Here again was an opportunity
to mess things up. We could simply decide not to do it. That would, theoretically, snap the whole chain of events that led up to and proceeded from the rescue … but no. I couldn’t resist thrusting a hand through the glass to help my mirror twin. After all, he was in a bind, and he just might be in a position to do the same for me some day.
But there were problems. I didn’t know how we could do it at all, much less do it quietly, efficiently, and without causing unwanted paradoxes. We had the means: the Reticulan dream wand, the mind control device that I’d taken from Corey Wilkes aboard the Laputa, which still lay almost forgotten in the glove box under the dashboard. It was a good guess someone had used the wand, or one like it, to knock out everyone in the Militia station.
But just how were we going to juggle all the balls?
The answer came when Arthur announced that the spacetime ship had completed its repair work.
“It’s fine now. I’ve run some tests, and it’s working very well.”
We discussed the rescue operation, and Arthur had plenty of suggestions.
“Well, adapting the ship’s auxiliary systems to duplicate the effects of the wand wouldn’t be a problem at all,” he said, “if you want to do it that way.”
“That’d be swell,” I said. “There’re a few problems. We’ll have to be in the vicinity, and we’d be vulnerable to the effect, too. The only antidote I know of is a good dose of a moderate tranquilizer—and the medicine chest is just about empty.”
“Oh, that’s no problem. I said we could duplicate the effects, as you’ve described them. That doesn’t imply we have to use the same means, although they’ll probably be similar. I’ll just tune the beam so that it won’t resonate with your particular brain scan.
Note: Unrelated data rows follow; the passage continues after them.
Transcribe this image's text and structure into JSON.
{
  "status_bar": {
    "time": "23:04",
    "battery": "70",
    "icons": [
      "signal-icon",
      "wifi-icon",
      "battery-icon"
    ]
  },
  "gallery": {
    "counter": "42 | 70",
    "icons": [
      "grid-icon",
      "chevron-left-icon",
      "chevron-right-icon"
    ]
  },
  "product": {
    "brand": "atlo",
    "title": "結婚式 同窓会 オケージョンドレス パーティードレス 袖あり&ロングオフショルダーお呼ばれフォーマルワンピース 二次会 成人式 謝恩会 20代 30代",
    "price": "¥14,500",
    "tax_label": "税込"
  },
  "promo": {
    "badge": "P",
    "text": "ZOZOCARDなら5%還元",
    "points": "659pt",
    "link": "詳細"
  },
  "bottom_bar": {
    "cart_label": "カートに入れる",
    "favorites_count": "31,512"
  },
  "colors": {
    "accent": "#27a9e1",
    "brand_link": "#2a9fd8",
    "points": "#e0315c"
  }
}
You’ll be immune, and you can go in I there and do your duty.”
“Well, that’s fine I guess,” I said, then snapped my fingers. “No, it isn’t. Then my double will be immune, too. And history says he succumbed to the effect.”
Arthur shrugged his negligible shoulders. “So, can’t history give us a little break? The universe won’t miss a few historical facts here and there.”
“I dunno,” I said, scratching my beard stubble. I was also running out of razor blades. “I really have no idea.”